Figure 6. Effect of rTSA-1 formulation on therapeutic vaccine control of parasitemia.

rTSA-1 antigen was formulated with MPLA at different doses (A), or with E6020 (B) or GLA-SE (C) as adjuvants, and infected mice were treated with two doses of vaccine at days 7 and 14 post-infection (N = 4 to 7 mice per group). Parasitemia was measured to assess vaccine efficacy in controlling infection. (A) Formulation with MPLA at 10 µg/dose was the best formulation compared to MPLA at 5 µg and 15 µg (ANOVA, F = 2.67, P = 0.04). (B) Formulation of rTSA-1 with E6020 and E6020 alone also allowed to control parasitemia (ANOVA, F = 10.26, P < 0.001). (C) Similarly, formulation of rTSA1 with GLA-SE and GLA-SE alone significantly reduced parasitemia (ANOVA, F = 4.89, P = 0.009). * indicates a significant differences with the saline group as determined by post-hoc Dunn’s test (P < 0.05).

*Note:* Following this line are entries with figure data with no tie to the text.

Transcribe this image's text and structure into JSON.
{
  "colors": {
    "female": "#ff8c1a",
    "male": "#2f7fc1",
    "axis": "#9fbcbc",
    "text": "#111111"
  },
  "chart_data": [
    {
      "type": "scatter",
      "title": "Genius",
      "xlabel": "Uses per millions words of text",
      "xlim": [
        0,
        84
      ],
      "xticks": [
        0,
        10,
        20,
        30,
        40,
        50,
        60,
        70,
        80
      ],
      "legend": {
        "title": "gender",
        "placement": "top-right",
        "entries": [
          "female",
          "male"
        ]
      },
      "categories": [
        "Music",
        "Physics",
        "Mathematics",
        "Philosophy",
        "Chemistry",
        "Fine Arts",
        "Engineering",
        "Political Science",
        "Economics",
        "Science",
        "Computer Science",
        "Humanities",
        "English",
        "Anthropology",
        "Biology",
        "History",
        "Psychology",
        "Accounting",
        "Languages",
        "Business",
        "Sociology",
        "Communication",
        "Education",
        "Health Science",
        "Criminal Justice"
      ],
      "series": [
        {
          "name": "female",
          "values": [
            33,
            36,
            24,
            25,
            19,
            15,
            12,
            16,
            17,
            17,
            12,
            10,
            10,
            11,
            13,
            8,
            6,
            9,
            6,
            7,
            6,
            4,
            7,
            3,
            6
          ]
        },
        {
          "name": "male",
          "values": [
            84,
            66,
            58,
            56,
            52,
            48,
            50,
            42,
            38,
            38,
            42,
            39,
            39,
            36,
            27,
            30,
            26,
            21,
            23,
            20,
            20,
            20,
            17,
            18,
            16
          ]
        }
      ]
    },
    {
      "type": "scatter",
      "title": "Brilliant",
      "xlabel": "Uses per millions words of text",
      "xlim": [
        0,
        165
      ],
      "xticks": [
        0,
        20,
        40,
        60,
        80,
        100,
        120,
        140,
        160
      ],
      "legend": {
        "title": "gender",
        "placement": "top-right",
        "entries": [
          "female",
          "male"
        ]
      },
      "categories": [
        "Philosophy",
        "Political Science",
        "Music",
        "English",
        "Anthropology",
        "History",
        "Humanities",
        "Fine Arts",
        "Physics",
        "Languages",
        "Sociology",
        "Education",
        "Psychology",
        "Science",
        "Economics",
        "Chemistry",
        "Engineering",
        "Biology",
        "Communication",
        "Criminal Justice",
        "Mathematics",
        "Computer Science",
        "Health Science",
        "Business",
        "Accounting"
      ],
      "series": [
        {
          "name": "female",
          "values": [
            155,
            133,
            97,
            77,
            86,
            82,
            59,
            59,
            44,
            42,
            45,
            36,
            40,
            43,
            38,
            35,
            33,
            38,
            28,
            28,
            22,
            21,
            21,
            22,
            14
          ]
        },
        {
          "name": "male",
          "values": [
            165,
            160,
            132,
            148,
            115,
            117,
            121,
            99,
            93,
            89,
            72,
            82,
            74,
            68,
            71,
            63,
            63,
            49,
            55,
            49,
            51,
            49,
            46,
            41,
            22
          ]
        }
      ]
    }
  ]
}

Figure 7. Effect of vaccine formulation on T cell phenotype.

T. cruzi-infected mice were treated with the indicated vaccine formulations, including saline solution, rTSA-1, MPLA, combinations of rTSA-1+ MPLA at doses of 5, 10 and 15 µg, and TSA-1 DNA (N = 4 to 7 mice per group). Splenocytes were harvested at 50 days post-infection, and stimulated in vitro with rTSA-1. Antigen-specific CD4+ (A and C) and CD8+ (B and D) T cells were analyzed for their production of IFNγ (A and B) and IL-4 (C and D) cytokines. Vaccine treatment resulted in significant differences in IFNγ-producing CD4+ (Kruskal-Wallis = 25.24, P < 0.001) and CD8 + T cells (Kruskal-Wallis = 25.96, P < 0.001), as well as in IL-4-producing CD4+ (Kruskal-Wallis = 13.51, P < 0.035) and CD8 + T cells (Kruskal-Wallis = 25.86, P < 0.001). * and ** indicate a significant difference with the saline control group (Dunn’s post-hoc test, P < 0.05 and P < 0.01, respectively).